THE RED CRITIQUE

 

Judith Butler's "Guantánamo Bay": A Marxist Critique

Rob Wilkie

 

 

 

In her essay, "Guantánamo Limbo", (The Nation, April 1, 2002), Judith Butler argues for the development of a more "nuanced" and "ethical" theory of international human rights. "Nuanced" and "ethical" are code words on the contemporary academic left for a subtle form of opportunism that textualizes the existing conditions and demonstrates their intricate layeredness but after many interpretive twists arrives at a verdict that legitimizes the ruling power structures in a new rhetoric. Judith Butler has not only mastered this technique, but has helped popularize it into a new form of red-baiting against those who dare to question the priority of rhetoric over class (a questioning she rejects out-of-hand as "left conservatism").

In "Guantánamo Limbo", Butler textualizes the Geneva Convention's "bias" for non-nomadic, nation-state combatants, arguing that the Geneva Convention accords function "as a civilizational discourse" (20) that "aid and abet" (22) the Bush administration's brutal acts of repression in Afghanistan and the U.S. This all sounds very "radical" and even progressive. But, and this is the politics of this subtle progressiveness, she concludes that the United States is essentially not acting outside of international law by indefinitely imprisoning hundreds of alleged Al Qaeda and Taliban, because they are not recognized by international law either: "The Geneva Conventions and the United States both engage in the questionable practice of distributing rights of protection differentially, depending upon a prisoner's affiliation with a state-based military operation" (22).

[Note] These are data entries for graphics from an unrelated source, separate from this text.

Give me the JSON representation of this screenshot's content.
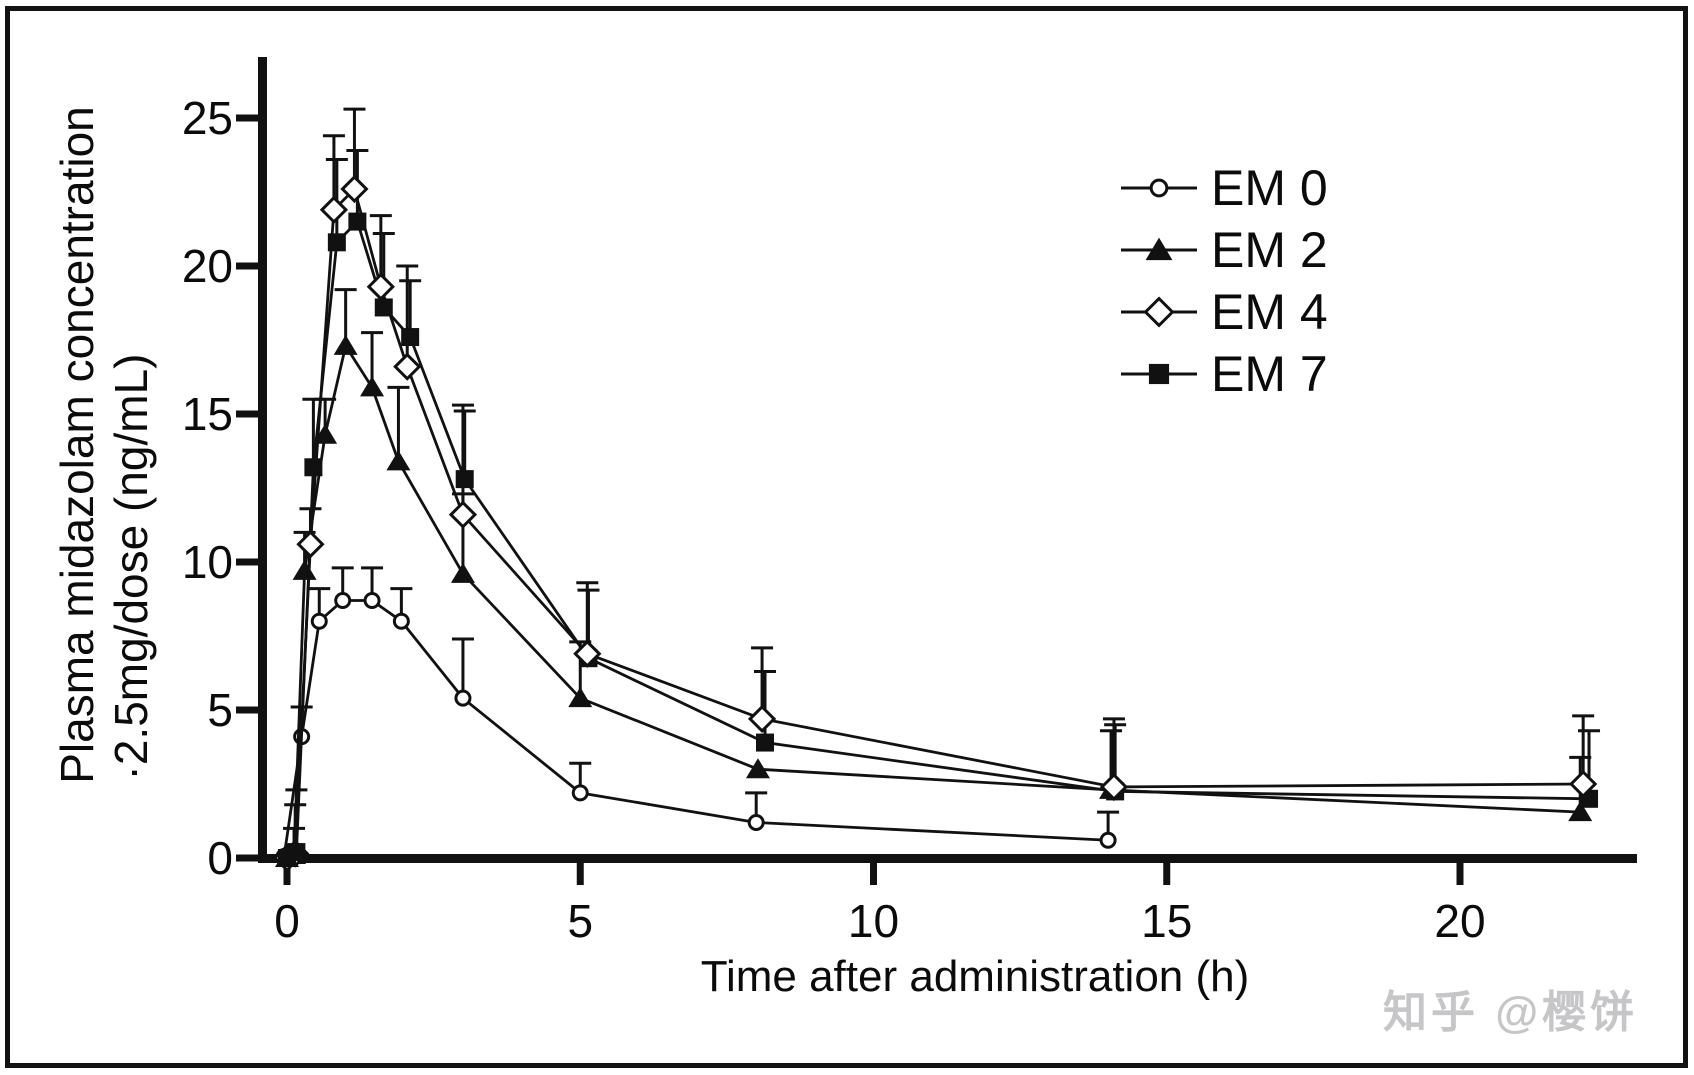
{
  "chart_data": {
    "type": "line",
    "title": "",
    "xlabel": "Time after administration (h)",
    "ylabel_line1": "Plasma midazolam concentration",
    "ylabel_line2": "·2.5mg/dose (ng/mL)",
    "xlim": [
      -0.5,
      23.0
    ],
    "ylim": [
      0,
      27.1
    ],
    "xticks": [
      0,
      5,
      10,
      15,
      20
    ],
    "yticks": [
      0,
      5,
      10,
      15,
      20,
      25
    ],
    "grid": false,
    "error_bars": "upper standard deviation only",
    "legend_position": "upper right inside",
    "series": [
      {
        "name": "EM 0",
        "marker": "circle-open",
        "x": [
          -0.05,
          0.25,
          0.55,
          0.95,
          1.45,
          1.95,
          3,
          5,
          8,
          14
        ],
        "y": [
          0.05,
          4.1,
          8.0,
          8.7,
          8.7,
          8.0,
          5.4,
          2.2,
          1.2,
          0.6
        ],
        "err_up": [
          0,
          1.0,
          1.1,
          1.1,
          1.1,
          1.1,
          2.0,
          1.0,
          1.0,
          0.95
        ]
      },
      {
        "name": "EM 2",
        "marker": "triangle-filled",
        "x": [
          0,
          0.12,
          0.3,
          0.65,
          1.0,
          1.45,
          1.9,
          3,
          5,
          8.03,
          14.05,
          22.05
        ],
        "y": [
          0,
          0.1,
          9.7,
          14.3,
          17.3,
          15.9,
          13.4,
          9.6,
          5.4,
          3.0,
          2.3,
          1.55
        ],
        "err_up": [
          0,
          0.9,
          1.3,
          1.2,
          1.9,
          1.85,
          2.5,
          2.7,
          1.9,
          0,
          2.0,
          1.85
        ]
      },
      {
        "name": "EM 4",
        "marker": "diamond-open",
        "x": [
          0,
          0.14,
          0.4,
          0.8,
          1.15,
          1.6,
          2.05,
          3,
          5.12,
          8.1,
          14.1,
          22.1
        ],
        "y": [
          0,
          0.15,
          10.6,
          21.9,
          22.6,
          19.3,
          16.6,
          11.6,
          6.9,
          4.7,
          2.4,
          2.5
        ],
        "err_up": [
          0,
          1.65,
          1.2,
          2.5,
          2.7,
          2.4,
          3.4,
          3.7,
          2.4,
          2.4,
          2.3,
          2.3
        ]
      },
      {
        "name": "EM 7",
        "marker": "square-filled",
        "x": [
          0,
          0.16,
          0.45,
          0.85,
          1.2,
          1.65,
          2.1,
          3.03,
          5.14,
          8.15,
          14.12,
          22.2
        ],
        "y": [
          0,
          0.2,
          13.2,
          20.8,
          21.5,
          18.6,
          17.6,
          12.8,
          6.75,
          3.9,
          2.25,
          2.0
        ],
        "err_up": [
          0,
          2.1,
          2.3,
          2.8,
          2.4,
          2.5,
          1.9,
          2.3,
          2.3,
          2.4,
          2.25,
          2.3
        ]
      }
    ]
  },
  "watermark": {
    "text": "知乎 @樱饼"
  },
  "colors": {
    "line": "#111111",
    "text": "#0b0b0b",
    "watermark": "#c6c6c8",
    "background": "#ffffff",
    "frame": "#121212"
  }
}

Butler's "conclusion" (never mind that such conclusion is obtained by discursive violence that fixes the meaning of the "non-nomadic", "nation-",) that the Geneva accords and the repressive actions of the Bush administration are merely two articulations of the same interests is justified as an enlightened, "left complexity". Her argument is, however, an instance of left intellectuals (following the example of Antonio Negri and others) providing a progressive alibi for imperialism—an alibi which "subtly" (and to the relief of the powerful) renders the line between oppressors and oppressed in a constant state of "limbo" and indeterminacy. Declaring as "outdated" and "unfashionable" political binaries such as "rich" and "poor", "North" and "South", "democracy" and "fascism", "socialism" and "capitalism",… post-political theorists such as Butler instead posit that, given the inevitability of the domination of global capital, political oscillation represents the only freedom from dogmatism. By obscuring the class interests behind the Bush administration's attack on democracy and, instead, turning the issue of democracy from the struggle for economic justice to the impossibility of textual representation, Butler erases the basis for collective political praxis and, in its place, substitutes a "fluctuating" and "flexible" post-politics that, not accidentally, always reiterates in a culturally radical idiom the clichés of the powerful.

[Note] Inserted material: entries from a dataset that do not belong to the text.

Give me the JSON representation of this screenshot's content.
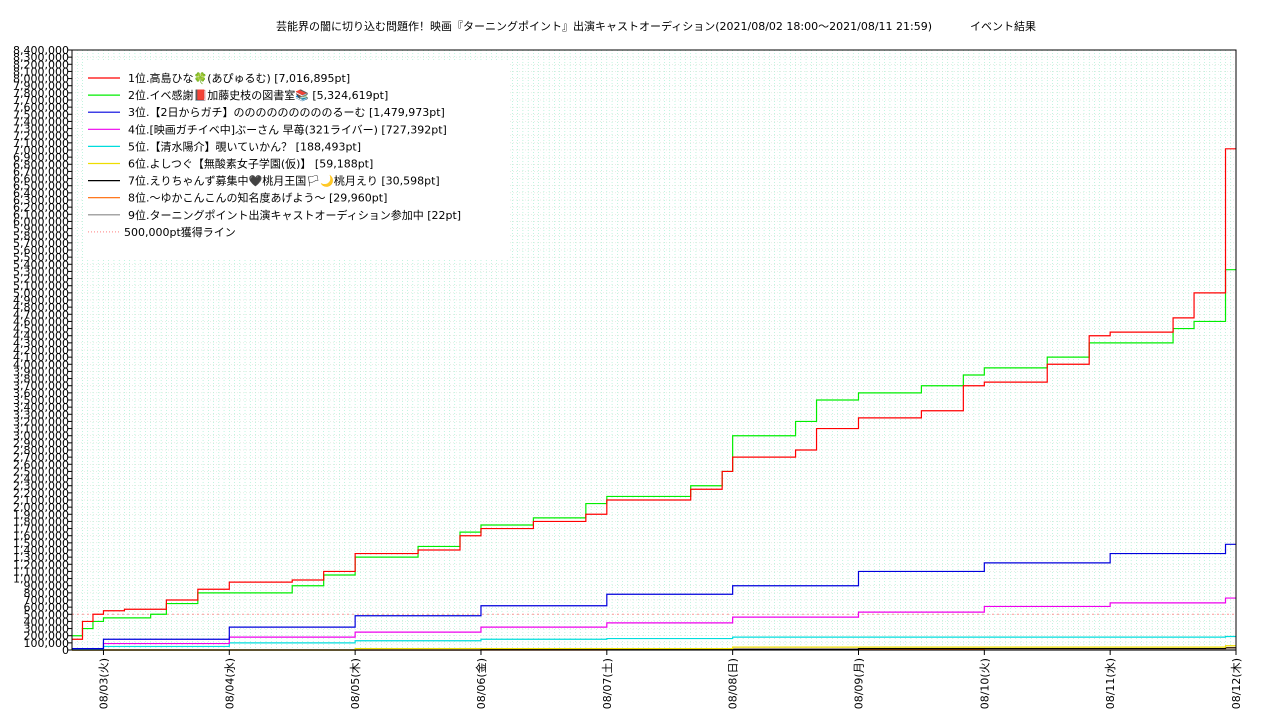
{
  "chart_data": {
    "type": "line",
    "title": "芸能界の闇に切り込む問題作！映画『ターニングポイント』出演キャストオーディション(2021/08/02 18:00〜2021/08/11 21:59)",
    "subtitle": "イベント結果",
    "xlabel": "",
    "ylabel": "",
    "ylim": [
      0,
      8400000
    ],
    "y_tick_step": 100000,
    "x_range": [
      "2021-08-02 18:00",
      "2021-08-12 00:00"
    ],
    "x_ticks": [
      {
        "x": "2021-08-03 00:00",
        "label": "08/03(火)"
      },
      {
        "x": "2021-08-04 00:00",
        "label": "08/04(水)"
      },
      {
        "x": "2021-08-05 00:00",
        "label": "08/05(木)"
      },
      {
        "x": "2021-08-06 00:00",
        "label": "08/06(金)"
      },
      {
        "x": "2021-08-07 00:00",
        "label": "08/07(土)"
      },
      {
        "x": "2021-08-08 00:00",
        "label": "08/08(日)"
      },
      {
        "x": "2021-08-09 00:00",
        "label": "08/09(月)"
      },
      {
        "x": "2021-08-10 00:00",
        "label": "08/10(火)"
      },
      {
        "x": "2021-08-11 00:00",
        "label": "08/11(水)"
      },
      {
        "x": "2021-08-12 00:00",
        "label": "08/12(木)"
      }
    ],
    "grid": true,
    "legend_position": "top-left",
    "threshold": {
      "name": "500,000pt獲得ライン",
      "value": 500000,
      "color": "#ff9999"
    },
    "series": [
      {
        "name": "1位.高島ひな🍀(あぴゅるむ) [7,016,895pt]",
        "color": "#ff0000",
        "points": [
          [
            "2021-08-02 18:00",
            150000
          ],
          [
            "2021-08-02 20:00",
            400000
          ],
          [
            "2021-08-02 22:00",
            500000
          ],
          [
            "2021-08-03 00:00",
            550000
          ],
          [
            "2021-08-03 04:00",
            570000
          ],
          [
            "2021-08-03 09:00",
            570000
          ],
          [
            "2021-08-03 12:00",
            700000
          ],
          [
            "2021-08-03 18:00",
            850000
          ],
          [
            "2021-08-04 00:00",
            950000
          ],
          [
            "2021-08-04 12:00",
            980000
          ],
          [
            "2021-08-04 18:00",
            1100000
          ],
          [
            "2021-08-05 00:00",
            1350000
          ],
          [
            "2021-08-05 12:00",
            1400000
          ],
          [
            "2021-08-05 20:00",
            1600000
          ],
          [
            "2021-08-06 00:00",
            1700000
          ],
          [
            "2021-08-06 10:00",
            1800000
          ],
          [
            "2021-08-06 20:00",
            1900000
          ],
          [
            "2021-08-07 00:00",
            2100000
          ],
          [
            "2021-08-07 16:00",
            2250000
          ],
          [
            "2021-08-07 22:00",
            2500000
          ],
          [
            "2021-08-08 00:00",
            2700000
          ],
          [
            "2021-08-08 12:00",
            2800000
          ],
          [
            "2021-08-08 16:00",
            3100000
          ],
          [
            "2021-08-09 00:00",
            3250000
          ],
          [
            "2021-08-09 12:00",
            3350000
          ],
          [
            "2021-08-09 20:00",
            3700000
          ],
          [
            "2021-08-10 00:00",
            3750000
          ],
          [
            "2021-08-10 12:00",
            4000000
          ],
          [
            "2021-08-10 20:00",
            4400000
          ],
          [
            "2021-08-11 00:00",
            4450000
          ],
          [
            "2021-08-11 12:00",
            4650000
          ],
          [
            "2021-08-11 16:00",
            5000000
          ],
          [
            "2021-08-11 22:00",
            7016895
          ]
        ]
      },
      {
        "name": "2位.イベ感謝📕加藤史枝の図書室📚 [5,324,619pt]",
        "color": "#00ee00",
        "points": [
          [
            "2021-08-02 18:00",
            200000
          ],
          [
            "2021-08-02 20:00",
            300000
          ],
          [
            "2021-08-02 22:00",
            400000
          ],
          [
            "2021-08-03 00:00",
            450000
          ],
          [
            "2021-08-03 04:00",
            450000
          ],
          [
            "2021-08-03 09:00",
            500000
          ],
          [
            "2021-08-03 12:00",
            650000
          ],
          [
            "2021-08-03 18:00",
            800000
          ],
          [
            "2021-08-04 00:00",
            800000
          ],
          [
            "2021-08-04 12:00",
            900000
          ],
          [
            "2021-08-04 18:00",
            1050000
          ],
          [
            "2021-08-05 00:00",
            1300000
          ],
          [
            "2021-08-05 12:00",
            1450000
          ],
          [
            "2021-08-05 20:00",
            1650000
          ],
          [
            "2021-08-06 00:00",
            1750000
          ],
          [
            "2021-08-06 10:00",
            1850000
          ],
          [
            "2021-08-06 20:00",
            2050000
          ],
          [
            "2021-08-07 00:00",
            2150000
          ],
          [
            "2021-08-07 16:00",
            2300000
          ],
          [
            "2021-08-07 22:00",
            2500000
          ],
          [
            "2021-08-08 00:00",
            3000000
          ],
          [
            "2021-08-08 12:00",
            3200000
          ],
          [
            "2021-08-08 16:00",
            3500000
          ],
          [
            "2021-08-09 00:00",
            3600000
          ],
          [
            "2021-08-09 12:00",
            3700000
          ],
          [
            "2021-08-09 20:00",
            3850000
          ],
          [
            "2021-08-10 00:00",
            3950000
          ],
          [
            "2021-08-10 12:00",
            4100000
          ],
          [
            "2021-08-10 20:00",
            4300000
          ],
          [
            "2021-08-11 00:00",
            4300000
          ],
          [
            "2021-08-11 12:00",
            4500000
          ],
          [
            "2021-08-11 16:00",
            4600000
          ],
          [
            "2021-08-11 22:00",
            5324619
          ]
        ]
      },
      {
        "name": "3位.【2日からガチ】のののののののののるーむ [1,479,973pt]",
        "color": "#0000dd",
        "points": [
          [
            "2021-08-02 18:00",
            20000
          ],
          [
            "2021-08-03 00:00",
            150000
          ],
          [
            "2021-08-04 00:00",
            320000
          ],
          [
            "2021-08-05 00:00",
            480000
          ],
          [
            "2021-08-06 00:00",
            620000
          ],
          [
            "2021-08-07 00:00",
            780000
          ],
          [
            "2021-08-08 00:00",
            900000
          ],
          [
            "2021-08-09 00:00",
            1100000
          ],
          [
            "2021-08-10 00:00",
            1220000
          ],
          [
            "2021-08-11 00:00",
            1350000
          ],
          [
            "2021-08-11 22:00",
            1479973
          ]
        ]
      },
      {
        "name": "4位.[映画ガチイベ中]ぶーさん 早苺(321ライバー) [727,392pt]",
        "color": "#ee00ee",
        "points": [
          [
            "2021-08-02 18:00",
            20000
          ],
          [
            "2021-08-03 00:00",
            90000
          ],
          [
            "2021-08-04 00:00",
            180000
          ],
          [
            "2021-08-05 00:00",
            250000
          ],
          [
            "2021-08-06 00:00",
            320000
          ],
          [
            "2021-08-07 00:00",
            380000
          ],
          [
            "2021-08-08 00:00",
            460000
          ],
          [
            "2021-08-09 00:00",
            530000
          ],
          [
            "2021-08-10 00:00",
            610000
          ],
          [
            "2021-08-11 00:00",
            660000
          ],
          [
            "2021-08-11 22:00",
            727392
          ]
        ]
      },
      {
        "name": "5位.【清水陽介】覗いていかん？ [188,493pt]",
        "color": "#00dddd",
        "points": [
          [
            "2021-08-02 18:00",
            10000
          ],
          [
            "2021-08-03 00:00",
            50000
          ],
          [
            "2021-08-04 00:00",
            100000
          ],
          [
            "2021-08-05 00:00",
            130000
          ],
          [
            "2021-08-06 00:00",
            150000
          ],
          [
            "2021-08-07 00:00",
            160000
          ],
          [
            "2021-08-08 00:00",
            180000
          ],
          [
            "2021-08-11 22:00",
            188493
          ]
        ]
      },
      {
        "name": "6位.よしつぐ【無酸素女子学園(仮)】 [59,188pt]",
        "color": "#eedd00",
        "points": [
          [
            "2021-08-02 18:00",
            0
          ],
          [
            "2021-08-05 00:00",
            20000
          ],
          [
            "2021-08-08 00:00",
            40000
          ],
          [
            "2021-08-11 22:00",
            59188
          ]
        ]
      },
      {
        "name": "7位.えりちゃんず募集中🖤桃月王国🏳🌙桃月えり [30,598pt]",
        "color": "#000000",
        "points": [
          [
            "2021-08-02 18:00",
            0
          ],
          [
            "2021-08-06 00:00",
            10000
          ],
          [
            "2021-08-09 00:00",
            20000
          ],
          [
            "2021-08-11 22:00",
            30598
          ]
        ]
      },
      {
        "name": "8位.〜ゆかこんこんの知名度あげよう〜 [29,960pt]",
        "color": "#ff6600",
        "points": [
          [
            "2021-08-02 18:00",
            0
          ],
          [
            "2021-08-07 00:00",
            10000
          ],
          [
            "2021-08-10 00:00",
            20000
          ],
          [
            "2021-08-11 22:00",
            29960
          ]
        ]
      },
      {
        "name": "9位.ターニングポイント出演キャストオーディション参加中 [22pt]",
        "color": "#888888",
        "points": [
          [
            "2021-08-02 18:00",
            0
          ],
          [
            "2021-08-11 22:00",
            22
          ]
        ]
      }
    ]
  }
}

Butler's call for a "post-national" politics repeats, in a post-bureaucratic language, the policies of the G-8, which favor a world-without-borders in which capital can travel without any restrictions. "Guantánamo Limbo" normalizes social contradictions and states that the U.S. attack on Afghanistan is not an effect of competing class interests (over who will own, control, and profit from the natural and social resources in the Middle East and central Asia), but rather the after-effect of outdated discourses and fixed ideas. In other words, there would be a more "just" war in Afghanistan if the combatants were just recognized as "combatants". Despite rhetorical distancing, Butler's left reading of the "war" echoes the theories of such right-wing writers as Samuel Huntington (The Clash of Civilizations and the Remaking of World Order) by getting rid of class and treating "war" as a purely cultural matter—a view that one can find in much more direct form at "freerepublic.com" every day of the week.